Jeff Klinzman resigned from his position at Kirkwood Community College in Cedar Rapids, Iowa last month, after he appeared to fantasize on social media about assaulting Trump with a baseball bat.
Klinzman has a history of controversial social media posts. In one instance, he posted a rant against “evangelical Christians” on Facebook, in which he included a poem that read, in part: “Kill them all and bury them deep in the ground.”
The school removed Klinzman from a class and reportedly told him he would be fired if he did not resign; Klinzman subsequently tendered his resignation. The school’s president, Lori Sundberg, disputed Klinzman’s version of the story, saying the school did not give him that ultimatum but that they did remove him from the class. She cited campus safety as the motivating factor in that decision.
Now, according to news reports, Klinzman is suing his former employer.

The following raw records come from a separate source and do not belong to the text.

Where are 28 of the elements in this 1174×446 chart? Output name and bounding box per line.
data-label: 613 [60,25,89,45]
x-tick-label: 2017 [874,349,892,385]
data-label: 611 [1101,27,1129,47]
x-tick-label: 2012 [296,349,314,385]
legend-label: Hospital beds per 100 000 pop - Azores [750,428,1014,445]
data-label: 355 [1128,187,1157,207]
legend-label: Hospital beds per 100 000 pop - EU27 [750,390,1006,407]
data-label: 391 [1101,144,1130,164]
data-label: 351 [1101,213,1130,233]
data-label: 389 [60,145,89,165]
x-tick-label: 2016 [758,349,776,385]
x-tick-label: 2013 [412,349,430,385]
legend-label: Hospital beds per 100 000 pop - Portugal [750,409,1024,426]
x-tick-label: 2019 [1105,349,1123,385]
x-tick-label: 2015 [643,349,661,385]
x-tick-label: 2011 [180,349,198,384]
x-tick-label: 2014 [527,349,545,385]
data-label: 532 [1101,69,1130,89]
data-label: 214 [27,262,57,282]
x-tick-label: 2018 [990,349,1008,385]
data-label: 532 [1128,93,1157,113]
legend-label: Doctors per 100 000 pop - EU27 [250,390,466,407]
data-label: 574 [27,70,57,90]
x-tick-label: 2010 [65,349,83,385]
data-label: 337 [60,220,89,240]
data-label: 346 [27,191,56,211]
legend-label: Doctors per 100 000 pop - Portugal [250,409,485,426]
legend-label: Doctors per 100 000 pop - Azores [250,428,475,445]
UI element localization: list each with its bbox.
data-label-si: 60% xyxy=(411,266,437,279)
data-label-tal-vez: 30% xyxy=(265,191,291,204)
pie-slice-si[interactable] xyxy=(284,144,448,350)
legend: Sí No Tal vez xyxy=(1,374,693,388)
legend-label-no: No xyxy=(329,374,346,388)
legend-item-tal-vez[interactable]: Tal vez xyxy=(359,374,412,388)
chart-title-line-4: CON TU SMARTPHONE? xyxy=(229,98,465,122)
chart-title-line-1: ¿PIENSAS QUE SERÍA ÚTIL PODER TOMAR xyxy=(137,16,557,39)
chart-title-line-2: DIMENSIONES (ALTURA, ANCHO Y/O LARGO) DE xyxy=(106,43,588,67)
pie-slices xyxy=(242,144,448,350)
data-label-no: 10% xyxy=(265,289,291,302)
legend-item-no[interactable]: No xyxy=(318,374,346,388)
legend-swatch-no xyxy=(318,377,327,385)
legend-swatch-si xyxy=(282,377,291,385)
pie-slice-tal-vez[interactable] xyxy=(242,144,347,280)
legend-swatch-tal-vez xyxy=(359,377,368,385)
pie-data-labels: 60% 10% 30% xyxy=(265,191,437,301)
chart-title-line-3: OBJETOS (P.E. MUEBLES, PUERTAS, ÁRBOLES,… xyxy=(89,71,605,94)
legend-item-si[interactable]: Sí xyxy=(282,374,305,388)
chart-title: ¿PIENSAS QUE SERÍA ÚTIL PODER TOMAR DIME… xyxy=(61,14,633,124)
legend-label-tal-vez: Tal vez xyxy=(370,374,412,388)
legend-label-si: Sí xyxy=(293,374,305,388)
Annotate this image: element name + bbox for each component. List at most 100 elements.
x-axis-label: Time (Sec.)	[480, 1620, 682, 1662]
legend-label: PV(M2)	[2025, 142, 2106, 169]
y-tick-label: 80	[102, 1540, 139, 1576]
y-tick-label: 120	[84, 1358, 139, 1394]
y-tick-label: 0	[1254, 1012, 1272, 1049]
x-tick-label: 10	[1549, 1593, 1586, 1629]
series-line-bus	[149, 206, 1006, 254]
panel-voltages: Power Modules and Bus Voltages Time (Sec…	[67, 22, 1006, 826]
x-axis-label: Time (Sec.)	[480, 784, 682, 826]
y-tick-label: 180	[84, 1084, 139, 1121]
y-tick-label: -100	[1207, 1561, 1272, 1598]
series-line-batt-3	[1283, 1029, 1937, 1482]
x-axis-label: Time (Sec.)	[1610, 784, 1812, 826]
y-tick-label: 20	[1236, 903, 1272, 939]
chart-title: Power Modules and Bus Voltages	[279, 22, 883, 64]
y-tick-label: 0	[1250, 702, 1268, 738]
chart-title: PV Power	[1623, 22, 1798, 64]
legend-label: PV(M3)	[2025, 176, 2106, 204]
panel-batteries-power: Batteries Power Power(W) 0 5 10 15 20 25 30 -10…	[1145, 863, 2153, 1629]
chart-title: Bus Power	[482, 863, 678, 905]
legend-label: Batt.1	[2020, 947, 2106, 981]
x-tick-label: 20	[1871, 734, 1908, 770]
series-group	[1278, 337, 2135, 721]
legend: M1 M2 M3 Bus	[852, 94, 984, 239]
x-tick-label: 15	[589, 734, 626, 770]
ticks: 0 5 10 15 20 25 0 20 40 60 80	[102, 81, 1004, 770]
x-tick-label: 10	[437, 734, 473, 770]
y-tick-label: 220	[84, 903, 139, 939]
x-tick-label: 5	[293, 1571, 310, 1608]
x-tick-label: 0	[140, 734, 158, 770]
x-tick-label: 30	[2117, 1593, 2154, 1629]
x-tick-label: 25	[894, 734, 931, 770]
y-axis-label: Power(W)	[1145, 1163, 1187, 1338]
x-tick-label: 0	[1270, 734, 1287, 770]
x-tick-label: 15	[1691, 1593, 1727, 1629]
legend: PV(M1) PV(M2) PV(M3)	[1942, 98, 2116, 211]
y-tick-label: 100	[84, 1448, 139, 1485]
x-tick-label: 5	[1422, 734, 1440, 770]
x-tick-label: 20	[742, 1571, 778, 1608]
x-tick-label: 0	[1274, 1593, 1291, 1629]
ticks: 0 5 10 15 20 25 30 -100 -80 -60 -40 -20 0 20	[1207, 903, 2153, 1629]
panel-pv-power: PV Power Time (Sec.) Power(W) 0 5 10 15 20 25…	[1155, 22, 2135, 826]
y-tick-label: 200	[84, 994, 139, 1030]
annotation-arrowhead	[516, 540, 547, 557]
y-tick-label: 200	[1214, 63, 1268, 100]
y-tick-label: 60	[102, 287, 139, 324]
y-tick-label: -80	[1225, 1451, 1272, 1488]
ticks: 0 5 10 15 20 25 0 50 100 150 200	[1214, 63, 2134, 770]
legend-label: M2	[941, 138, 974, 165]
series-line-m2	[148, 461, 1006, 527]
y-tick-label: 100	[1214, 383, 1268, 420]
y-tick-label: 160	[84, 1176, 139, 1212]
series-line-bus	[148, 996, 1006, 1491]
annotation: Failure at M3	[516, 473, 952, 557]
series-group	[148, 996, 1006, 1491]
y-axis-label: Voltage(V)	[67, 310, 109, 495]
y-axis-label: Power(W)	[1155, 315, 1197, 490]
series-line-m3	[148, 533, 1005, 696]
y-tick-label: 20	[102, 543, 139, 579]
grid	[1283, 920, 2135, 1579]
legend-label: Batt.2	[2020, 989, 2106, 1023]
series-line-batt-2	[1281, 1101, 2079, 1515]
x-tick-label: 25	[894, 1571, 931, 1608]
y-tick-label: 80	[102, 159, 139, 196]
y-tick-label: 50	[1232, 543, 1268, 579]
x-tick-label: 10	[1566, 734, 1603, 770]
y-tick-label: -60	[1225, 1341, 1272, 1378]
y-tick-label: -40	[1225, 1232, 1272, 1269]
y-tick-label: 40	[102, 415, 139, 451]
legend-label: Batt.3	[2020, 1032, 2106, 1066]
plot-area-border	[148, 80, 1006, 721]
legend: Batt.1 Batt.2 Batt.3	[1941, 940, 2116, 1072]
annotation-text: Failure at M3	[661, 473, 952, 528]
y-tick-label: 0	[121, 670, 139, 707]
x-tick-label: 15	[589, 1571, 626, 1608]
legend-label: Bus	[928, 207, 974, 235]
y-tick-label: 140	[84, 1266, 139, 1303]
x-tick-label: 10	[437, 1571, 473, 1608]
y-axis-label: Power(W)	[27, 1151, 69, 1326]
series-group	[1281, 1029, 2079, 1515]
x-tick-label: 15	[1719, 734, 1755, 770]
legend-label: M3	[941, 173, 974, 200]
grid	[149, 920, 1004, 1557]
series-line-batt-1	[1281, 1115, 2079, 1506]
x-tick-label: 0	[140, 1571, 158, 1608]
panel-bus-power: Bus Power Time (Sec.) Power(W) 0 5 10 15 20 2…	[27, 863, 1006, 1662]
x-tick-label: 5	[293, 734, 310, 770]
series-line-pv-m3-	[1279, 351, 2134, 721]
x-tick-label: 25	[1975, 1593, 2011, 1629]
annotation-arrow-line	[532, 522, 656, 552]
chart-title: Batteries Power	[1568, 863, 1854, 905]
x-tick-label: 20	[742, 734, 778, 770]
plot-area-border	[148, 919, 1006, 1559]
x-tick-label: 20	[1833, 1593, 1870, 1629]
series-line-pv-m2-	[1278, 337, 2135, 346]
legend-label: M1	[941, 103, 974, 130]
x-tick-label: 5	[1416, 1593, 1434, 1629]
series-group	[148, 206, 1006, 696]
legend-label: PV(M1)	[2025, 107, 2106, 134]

The professor will sue the institution “for how officials handled blowback to his controversial online statements, Law & Crime reports.
That outlet also notes that the Foundation for Individual Rights in Education, a campus watchdog group, criticized the university’s handling of the controversy:
There is little doubt that institutions face difficult choices in responding to concerns for public and student safety [FIRE wrote], but public institutions like Kirkwood have a First Amendment obligation to avoid placing that burden on the speaker as an expedient shortcut to ending the controversy. Doing so capitulates to the heckler’s veto. As the United States Court of Appeals for the Sixth Circuit has explained, the ‘heckler’s veto will nearly always be susceptible to being reimagined and repackaged as a means for protecting the public, or the speaker himself, from actual or impending harm.’
Sundberg stated that she feels she made the right decision.
“[A]t the end of the day for me, if I’m found legally wrong on this, I can live with that. But if I make a wrong decision regarding the safety of the students, and he’s harmed, our students are harmed, or other faculty are harmed, I can’t live with that,” she said.